Professor Richard Fentiman, chair of the Cambridge Law Faculty, told a gathering of UK and central and Eastern European lawyers: ‘Within the EU at the moment, we have a private law region… we have common rules governing the enforcement of judgments. This regime has been beneficial… these will fall by the way the moment we leave.’

‘There is a problem exercising City law firms,’ he said. ‘Why anchor yourself in London if there is no guarantee [judgments will] be enforced?’

A position paper published last month by the Department for Exiting the European Union suggested the UK could rely on the 1988 Lugano Convention, designed to accommodate some EFTA members. The subject must be addressed because the repeal legislation itself, which transposes pre-Brexit EU law into UK law, would not create reciprocal enforcement rights.
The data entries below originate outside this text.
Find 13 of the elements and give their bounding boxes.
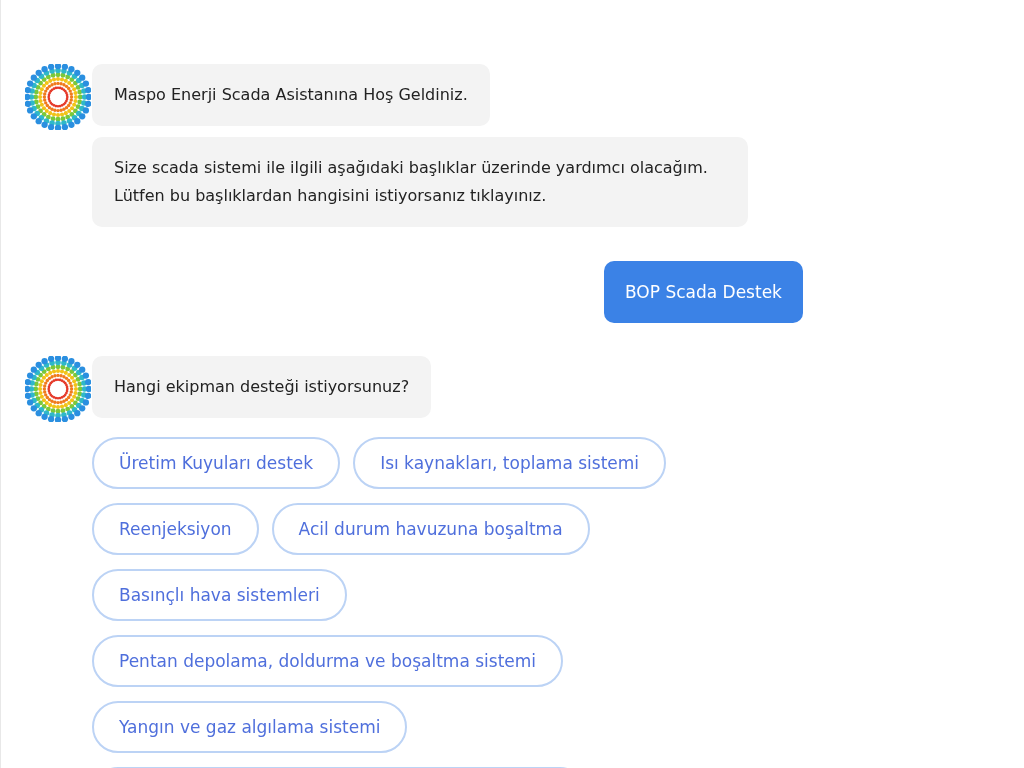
option-chip[interactable]: Reenjeksiyon [92,503,259,555]
option-chip[interactable]: Acil durum havuzuna boşaltma [271,503,590,555]
sunburst-logo-icon [25,356,91,422]
user-message[interactable]: BOP Scada Destek [604,261,803,323]
option-chip[interactable]: Pentan depolama, doldurma ve boşaltma sistemi [92,635,564,687]
bot-message: Size scada sistemi ile ilgili aşağıdaki başlıklar üzerinde yardımcı olacağım. Lütfen bu başlıklardan hangisini istiyorsanız tıklayınız. [92,137,748,227]
sunburst-logo-icon [25,64,91,130]
option-chip[interactable]: Isı kaynakları, toplama sistemi [353,437,667,489]
option-chip[interactable]: Yangın ve gaz algılama sistemi [92,701,408,753]
bot-message: Hangi ekipman desteği istiyorsunuz? [92,356,432,418]
option-chip[interactable]: Üretim Kuyuları destek [92,437,341,489]
option-chip[interactable]: Basınçlı hava sistemleri [92,569,347,621]
bot-message: Maspo Enerji Scada Asistanına Hoş Geldiniz. [92,64,490,126]
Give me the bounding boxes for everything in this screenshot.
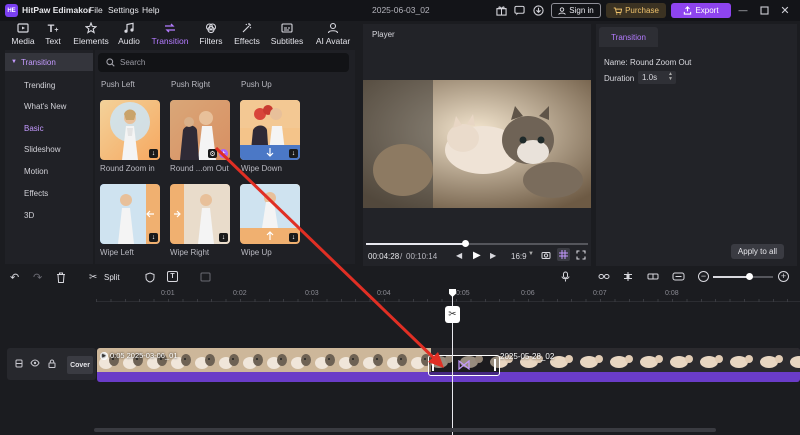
app-window: HE HitPaw Edimakor File Settings Help 20… bbox=[0, 0, 800, 435]
annotation-arrow bbox=[214, 146, 444, 368]
timeline-scrollbar[interactable] bbox=[94, 428, 716, 432]
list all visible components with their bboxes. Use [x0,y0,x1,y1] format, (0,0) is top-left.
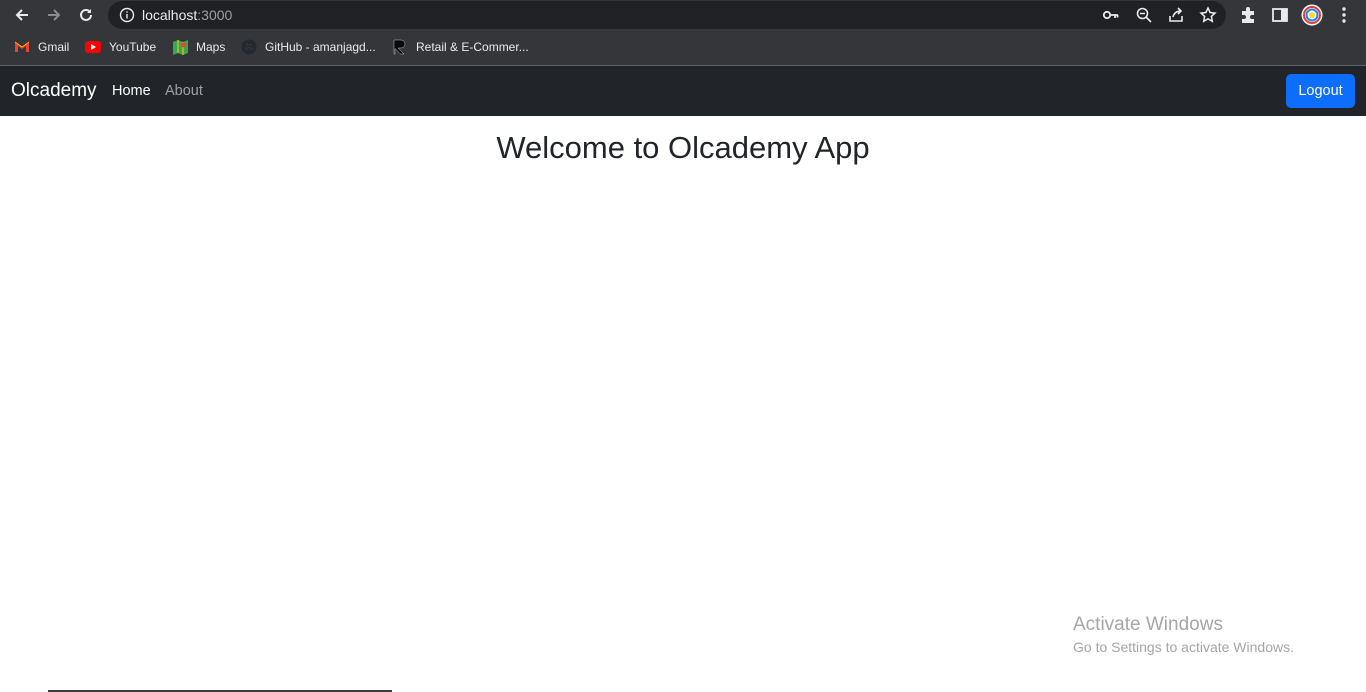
forward-button[interactable] [42,3,66,27]
back-button[interactable] [10,3,34,27]
extensions-icon[interactable] [1238,5,1258,25]
star-icon[interactable] [1199,6,1217,24]
url-text[interactable]: localhost:3000 [142,7,232,23]
bookmark-label: Maps [196,40,226,54]
share-icon[interactable] [1167,6,1185,24]
arrow-left-icon [15,9,28,21]
url-host: localhost [142,7,198,23]
bookmark-label: Gmail [38,40,70,54]
bookmarks-bar: Gmail YouTube Maps GitHub - amanjagd... … [0,34,1366,60]
bookmark-youtube[interactable]: YouTube [85,37,156,57]
app-navbar: Olcademy Home About Logout [0,66,1366,116]
bookmark-label: YouTube [109,40,157,54]
arrow-right-icon [48,9,61,21]
bookmark-label: GitHub - amanjagd... [265,40,376,54]
url-port: :3000 [197,7,233,23]
bookmark-label: Retail & E-Commer... [416,40,529,54]
zoom-icon[interactable] [1135,6,1153,24]
bookmark-retail[interactable]: Retail & E-Commer... [392,37,529,57]
gmail-icon [14,39,30,55]
windows-activation-subtitle: Go to Settings to activate Windows. [1073,639,1294,655]
reload-icon [80,8,92,21]
nav-link-home[interactable]: Home [112,83,151,99]
address-bar[interactable]: localhost:3000 [108,1,1226,29]
side-panel-icon[interactable] [1270,5,1290,25]
youtube-icon [85,39,101,55]
info-icon [119,7,135,23]
browser-chrome: localhost:3000 Gmail YouTube Maps GitHub… [0,0,1366,66]
bookmark-github[interactable]: GitHub - amanjagd... [241,37,376,57]
menu-kebab-icon[interactable] [1334,5,1354,25]
github-icon [241,39,257,55]
navbar-brand[interactable]: Olcademy [11,80,97,102]
logout-button[interactable]: Logout [1286,74,1355,108]
maps-icon [172,39,188,55]
page-title: Welcome to Olcademy App [496,130,870,165]
browser-toolbar: localhost:3000 [0,0,1366,30]
profile-avatar-icon[interactable] [1301,4,1323,26]
retail-icon [392,39,408,55]
bookmark-gmail[interactable]: Gmail [14,37,69,57]
bookmark-maps[interactable]: Maps [172,37,225,57]
reload-button[interactable] [74,3,98,27]
windows-activation-title: Activate Windows [1073,614,1223,635]
nav-link-about[interactable]: About [165,83,203,99]
key-icon[interactable] [1102,6,1120,24]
Professor richard fentiman

Professor Richard Fentiman

But relying on Lugano, Fentiman warned: ‘Doesn’t work. We will have to negotiate accession to Lugano all over again.’ Lugano ‘doesn’t replicate’ current certainties, he added.

The UK should instead ratify the 2005 Hague Convention on the Recognition and Enforcement of Foreign Judgments. The government’s position paper does not contain a single reference to the Hague Convention.

‘The solution is to ratify the Hague Convention,’ Fentiman said. ‘A beautiful solution. The EU is a party to the Hague Convention… we should do nothing except ratify the Hague Convention.’ However, he added: ‘We know that government is set against an off-the-shelf solution. [It wants] a Savile Row option.’

The UK position paper said the government aimed ‘to negotiate an approach to enforcement and dispute resolution which meets the key objectives of both the UK and the EU in underpinning the effective operation of a new, deep and special partnership’.

Fentiman’s work is frequently cited in cases before English and foreign courts. His intervention is significant because his predictions for the position of London as a dispute resolution centre have been measured. As he noted: ‘Some of my colleagues are keen to point out this will be Armageddon. Grass will grow in the Commercial Court; lawyers will be working in McDonald’s; QCs will retire.’

Fentiman was speaking in Cambridge at the 25th anniversary conference of the British Law Centre.